November 03, 2010

World Bank gives many bouquets, few brick bats to TN World Bank gives many bouquets, few brick bats to TN health sector

Tamil Nadu has rushed to celebrate a World Bank news letter profiling its health sector achievements in a cover story, but a closer look of the report story in the September issue of World Bank in India' reveals that the global funding agency has also highlighted several deficiencies in the state's health delivery system. In fact, the article was contributed by Tamil Nadu Health Systems Project.

Health secretary VK Subburaj on Monday issued a press release along with a copy of the article. The story titled Tamil Nadu shows the way in tackling some of India's most pertinent health issues,' credits the state with having led the nation in building a strong foundation for public health services and being a trendsetter in maternal and neo-natal care. However, the portion where it compares maternal and infant mortality rates with Sri Lanka and Kerala, is unflattering.

"There has been a 35% reduction in infant mortality rate from 48 per1,000 live births in 1999 to 31 per1000 live births in 2006, although additional efforts are needed to bring Tamil Nadu's infant mortality rate closer to better-performing neighbours such and Sri Lanka (18.8 per 1,000 live births and Kerala (14 per1,000 live births)," it said. On maternal mortality, it said "despite the fact that the state's ratio continues to be 25 times higher than in developed countries, according to sample registration system, maternal mortality rate has decreased from 167 deaths per 100,000 live births in 1999 to 111 per 100,000 in 2006."

It has quoted experts including former health secretary Sheela Rani Chunkath, who is now the chairman and managing director of Tamil Nadu Industrial Investment Corporation Limited, former director of public health Dr Padmanabhan and Vijayakumar, project director of the Tamil Nadu Health Systems Project and senior public health specialist Preeti Kudesia.

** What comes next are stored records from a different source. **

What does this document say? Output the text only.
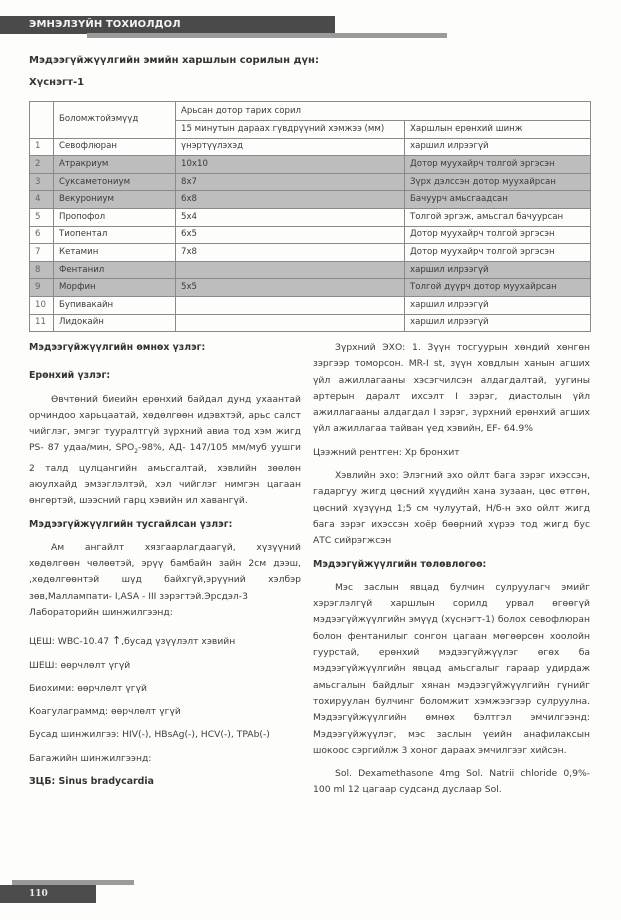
ЭМНЭЛЗҮЙН ТОХИОЛДОЛ
Мэдээгүйжүүлгийн эмийн харшлын сорилын дүн:
Хүснэгт-1
	Боломжтойэмүүд	Арьсан дотор тарих сорил	
		15 минутын дараах гүвдрүүний хэмжээ (мм)	Харшлын ерөнхий шинж
1	Севофлюран	үнэртүүлэхэд	харшил илрээгүй
2	Атракриум	10x10	Дотор муухайрч толгой эргэсэн
3	Суксаметониум	8x7	Зүрх дэлссэн дотор муухайрсан
4	Векурониум	6x8	Бачуурч амьсгаадсан
5	Пропофол	5x4	Толгой эргэж, амьсгал бачуурсан
6	Тиопентал	6x5	Дотор муухайрч толгой эргэсэн
7	Кетамин	7x8	Дотор муухайрч толгой эргэсэн
8	Фентанил		харшил илрээгүй
9	Морфин	5x5	Толгой дүүрч дотор муухайрсан
10	Бупивакайн		харшил илрээгүй
11	Лидокайн		харшил илрээгүй
Мэдээгүйжүүлгийн өмнөх үзлэг:
Ерөнхий үзлэг:

Өвчтөний биеийн ерөнхий байдал дунд ухаантай орчиндоо харьцаатай, хөдөлгөөн идэвхтэй, арьс салст чийглэг, эмгэг тууралтгүй зүрхний авиа тод хэм жигд PS- 87 удаа/мин, $SPO_2-98\%$, АД- 147/105 мм/муб уушги 2 талд цулцангийн амьсгалтай, хэвлийн зөөлөн аюулхайд эмзэглэлтэй, хэл чийглэг нимгэн цагаан өнгөртэй, шээсний гарц хэвийн ил хавангүй.

Мэдээгүйжүүлгийн тусгайлсан үзлэг:

Ам ангайлт хязгаарлагдаагүй, хүзүүний хөдөлгөөн чөлөөтэй, эрүү бамбайн зайн 2см дээш, ,хөдөлгөөнтэй шүд байхгүй,эрүүний хэлбэр зөв,Маллампати- I,ASA - III зэрэгтэй.Эрсдэл-3

Лабораторийн шинжилгээнд:

ЦЕШ: WBC-10.47 ↑,бусад үзүүлэлт хэвийн

ШЕШ: өөрчлөлт үгүй

Биохими: өөрчлөлт үгүй

Коагулаграммд: өөрчлөлт үгүй

Бусад шинжилгээ: HIV(-), HBsAg(-), HCV(-), TPAb(-)

Багажийн шинжилгээнд:

ЗЦБ: Sinus bradycardia

Зүрхний ЭХО: 1. Зүүн тосгуурын хөндий хөнгөн зэргээр томорсон. MR-I st, зүүн ховдлын ханын агших үйл ажиллагааны хэсэгчилсэн алдагдалтай, уугины артерын даралт ихсэлт I зэрэг, диастолын үйл ажиллагааны алдагдал I зэрэг, зүрхний ерөнхий агших үйл ажиллагаа тайван үед хэвийн, EF- 64.9%

Цээжний рентген: Хр бронхит

Хэвлийн эхо: Элэгний эхо ойлт бага зэрэг ихэссэн, гадаргуу жигд цөсний хүүдийн хана зузаан, цөс өтгөн, цөсний хүзүүнд 1;5 см чулуутай, Н/б-н эхо ойлт жигд бага зэрэг ихэссэн хоёр бөөрний хүрээ тод жигд бус АТС сийрэгжсэн

Мэдээгүйжүүлгийн төлөвлөгөө:

Мэс заслын явцад булчин сулруулагч эмийг хэрэглэлгүй харшлын сорилд урвал өгөөгүй мэдээгүйжүүлгийн эмүүд (хүснэгт-1) болох севофлюран болон фентанилыг сонгон цагаан мөгөөрсөн хоолойн гуурстай, ерөнхий мэдээгүйжүүлэг өгөх ба мэдээгүйжүүлгийн явцад амьсгалыг гараар удирдаж амьсгалын байдлыг хянан мэдээгүйжүүлгийн гүнийг тохируулан булчинг боломжит хэмжээгээр сулруулна. Мэдээгүйжүүлгийн өмнөх бэлтгэл эмчилгээнд: Мэдээгүйжүүлэг, мэс заслын үеийн анафилаксын шокоос сэргийлж 3 хоног дараах эмчилгээг хийсэн.

Sol. Dexamethasone 4mg Sol. Natrii chloride 0,9%- 100 ml 12 цагаар судсанд дуслаар Sol.

110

It applauds the state's effort in getting 99.5 % of women to deliver at a hospital or a healthcare centre, gearing up transport of women in labour through 108 ambulance services, 24-hour specilised clincs equipped with operation theatres, blood banks, intensive care units and diagnostic labs. It also highlighted better nutrition, vaccination coverage in children and pregnant women, and extended health services through a network of district and taluk level hospitals, primary health centres and health sub-centres in rural areas.

The report mentions two unique schemes, a pilot project in Sivaganga and Virudunagar for prevention and treatment of cardiovascular diseases and automating processes and online data management of 41 government hospitals through the health management information systems.